In this study of 59 client-owned cats, 32 of whom had subclinical HCM and 27 of whom were enrolled as healthy controls, quality of life (QOL) and quantitative accelerometer-based activity measurements, as well as cardiac biomarker (cardiac troponin I and N-terminal proBNP) concentrations, were evaluated prospectively in all subjects. The QOL measurements were derived from a questionnaire completed by the cats’ owners. Following treatment with atenolol on 16 of the cats with subclinical HCM and placebo on the other 16 asymptomatic HCM patients, the effects of atenolol therapy or placebo on the same parameters was recorded.

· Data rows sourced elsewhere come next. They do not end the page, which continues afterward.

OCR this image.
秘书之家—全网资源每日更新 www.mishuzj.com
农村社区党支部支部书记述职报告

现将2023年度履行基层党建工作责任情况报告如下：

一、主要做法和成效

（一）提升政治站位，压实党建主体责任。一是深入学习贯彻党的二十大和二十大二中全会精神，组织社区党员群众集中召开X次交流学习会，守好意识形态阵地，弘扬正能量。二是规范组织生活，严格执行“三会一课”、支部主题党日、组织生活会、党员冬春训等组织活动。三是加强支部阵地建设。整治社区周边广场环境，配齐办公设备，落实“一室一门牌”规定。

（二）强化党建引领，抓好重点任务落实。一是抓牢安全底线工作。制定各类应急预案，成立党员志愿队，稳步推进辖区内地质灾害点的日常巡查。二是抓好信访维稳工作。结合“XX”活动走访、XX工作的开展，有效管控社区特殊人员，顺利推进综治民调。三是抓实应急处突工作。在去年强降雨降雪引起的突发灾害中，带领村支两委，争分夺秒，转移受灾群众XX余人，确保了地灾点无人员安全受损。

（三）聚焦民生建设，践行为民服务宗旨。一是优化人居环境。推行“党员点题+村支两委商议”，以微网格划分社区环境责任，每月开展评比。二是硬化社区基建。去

No difference in accelerometer-based activity scores was found between the healthy controls and the cats with subclinical HCM, but the owner-assessed activity of daily living scores for the HCM cats was lower than in the control group. The cats with subclinical HCM also had significantly higher cardiac troponin I and NT-proBNP levels, and significantly more cardiac arrhythmias than those in the healthy control group.
The cats with HCM received either oral atenolol at 6.25 mg/cat q 12 hours or a placebo for 6 months. No variability of atenolol dosing was attempted based on the severity of echocardiographic findings, body condition, or weight. When the HCM patients were rechecked 6 months after beginning treatment, those cats receiving atenolol demonstrated no significant change in their echocardiographic findings, QOL scores, accelerometry activity measurements, or systemic blood pressure. This subgroup did, however, have lower heart rates and less intense heart murmur grades than the HCM cats receiving placebo.
At the dosage used in this study, atenolol therapy had no effect on the owner-assessed QOL or activity levels of cats with subclinical HCM, and the authors concluded that atenolol therapy showed no benefit in symptom reduction in cats with subclinical HCM.